普通ゲームのキャラクターが死ぬと振り出しに戻ったり、課金アイテムを要求される物だが。
「キャラデットは、文字通りキャラクターの死だ。キャラクターデータが削除される事を意味する。キャラクターのデータが消されるとデータを採取している『アライン』との接続が切れる。つまり君たちの仕事が、唯のお遊びに変わるという事だ。

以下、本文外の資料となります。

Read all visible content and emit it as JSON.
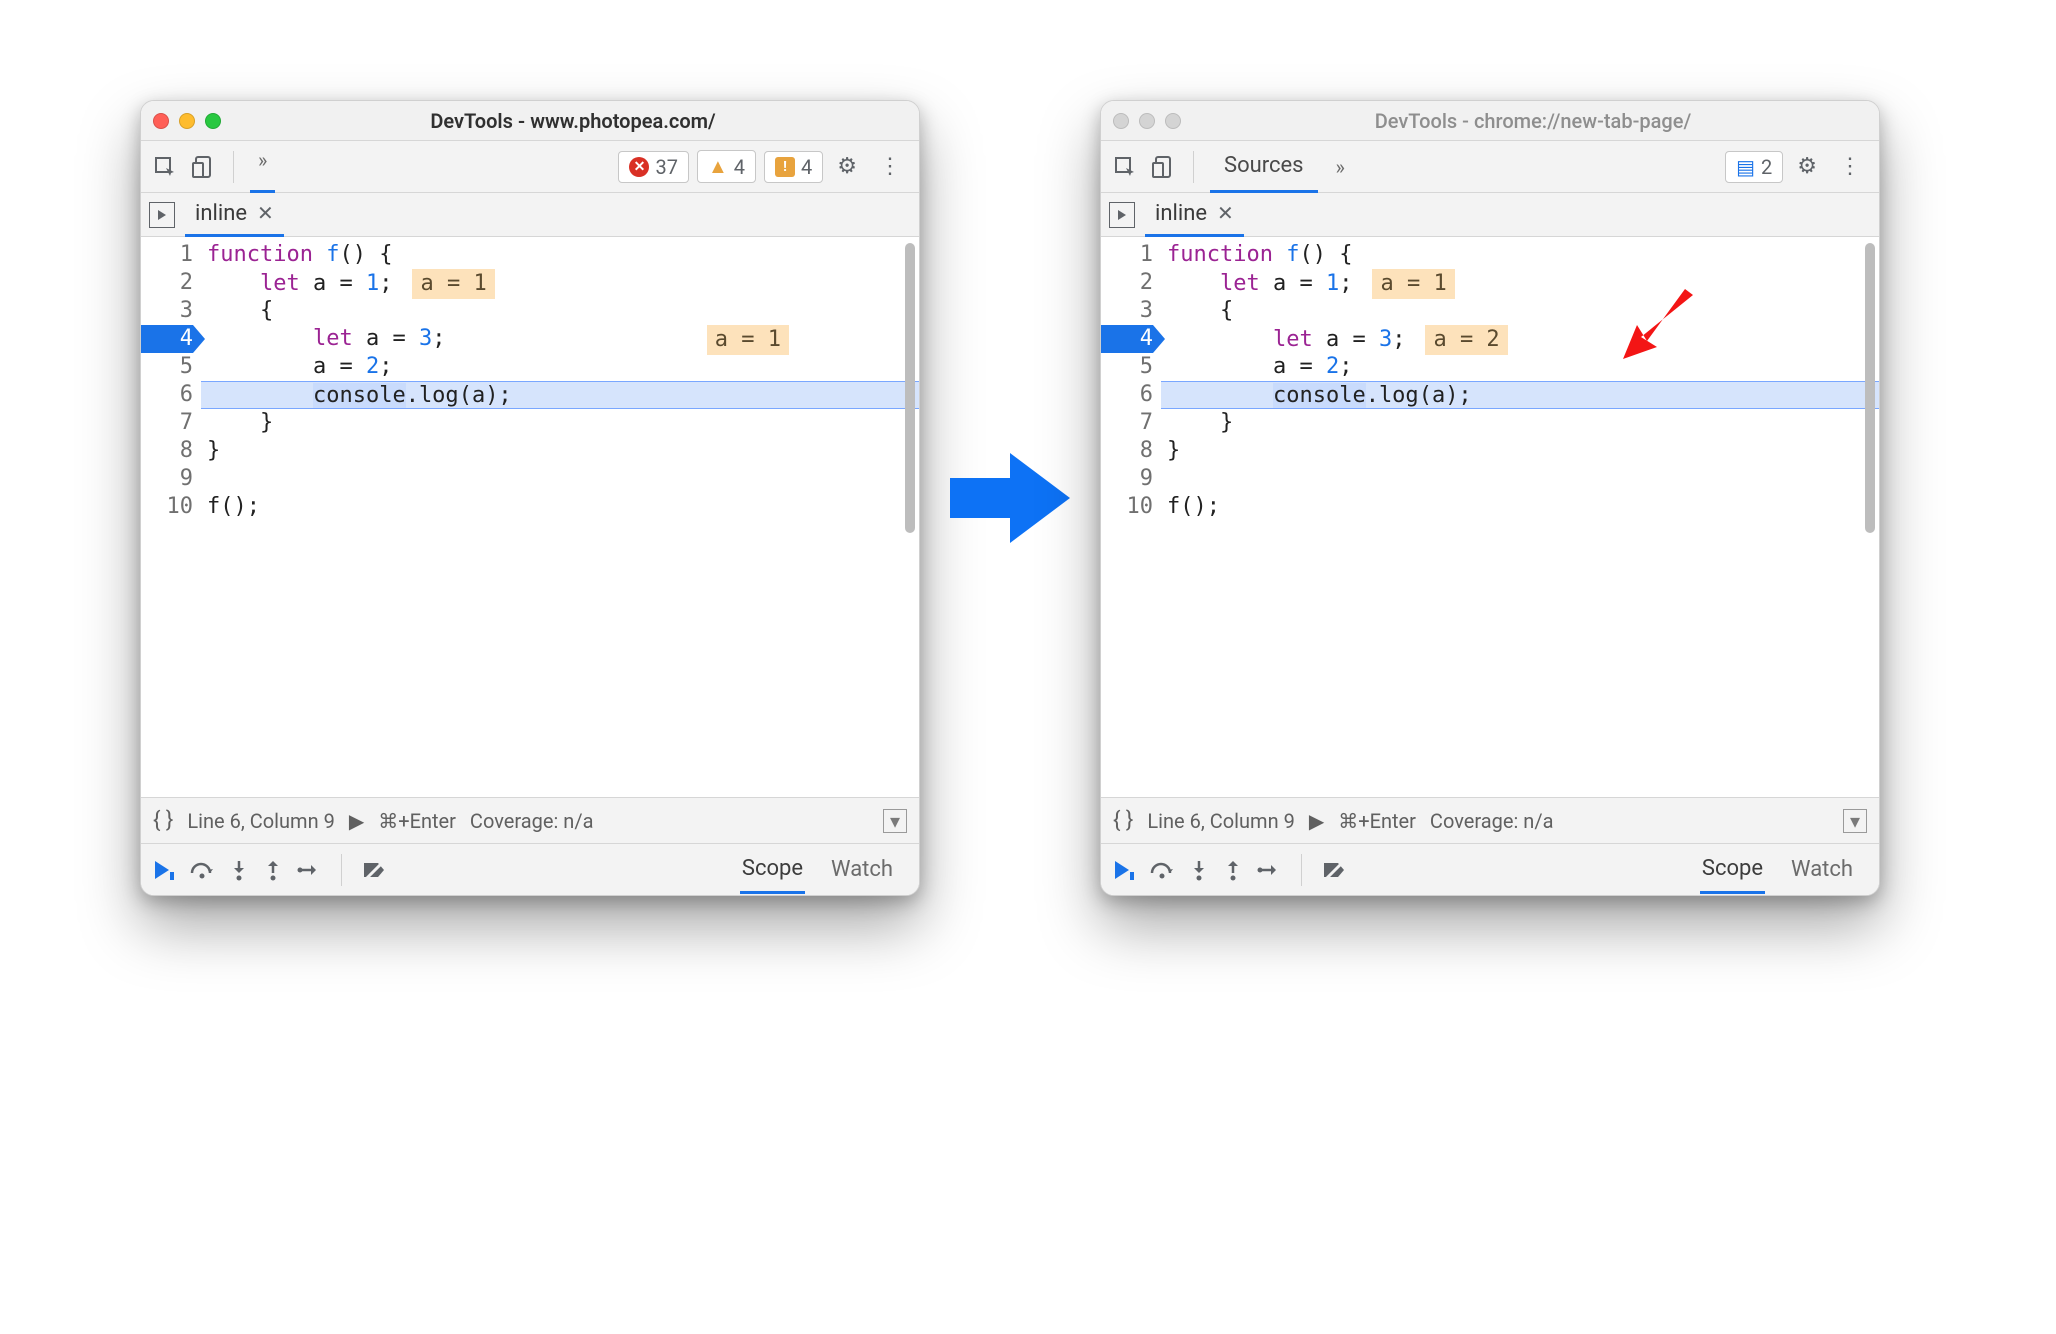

新しくキャラクターを作っても良いけど、その時は新しく接続を…っとまぁ、新しく始めるのに時間が掛るという事だ」
二人からのジト目を受けて、主任は話を簡単にまとめる。
「それじゃあ、この後はオンラインゲームの簡単な常識と、やってもらう『グリモワール・オンライン』の説明を簡単にさせてもらう」
「はい」
「わかった」
藤堂主任の説明は一時間程で終わり、その後解散となった。
主任にクラスメイトである藤堂の事を聞かれたが、余り話した事が無いと話を区切って帰宅した。森本は何やら楽しそうに話をしていたみたいだが、興味がなかったのでスルーした。主任からは「息子もプレイしているから、会う事があったら仲良くしてやって欲しい」と父親らしい事を言っていた。
とにかくゲーム開始は来月 (と言っても一週間後だが)までは、いつも通りの生活が待っている。
暇潰しには、丁度良い。
柄にもなくゲームを楽しみにしている自分がいるのを可笑しく思いながら、その日は眠りに着いた。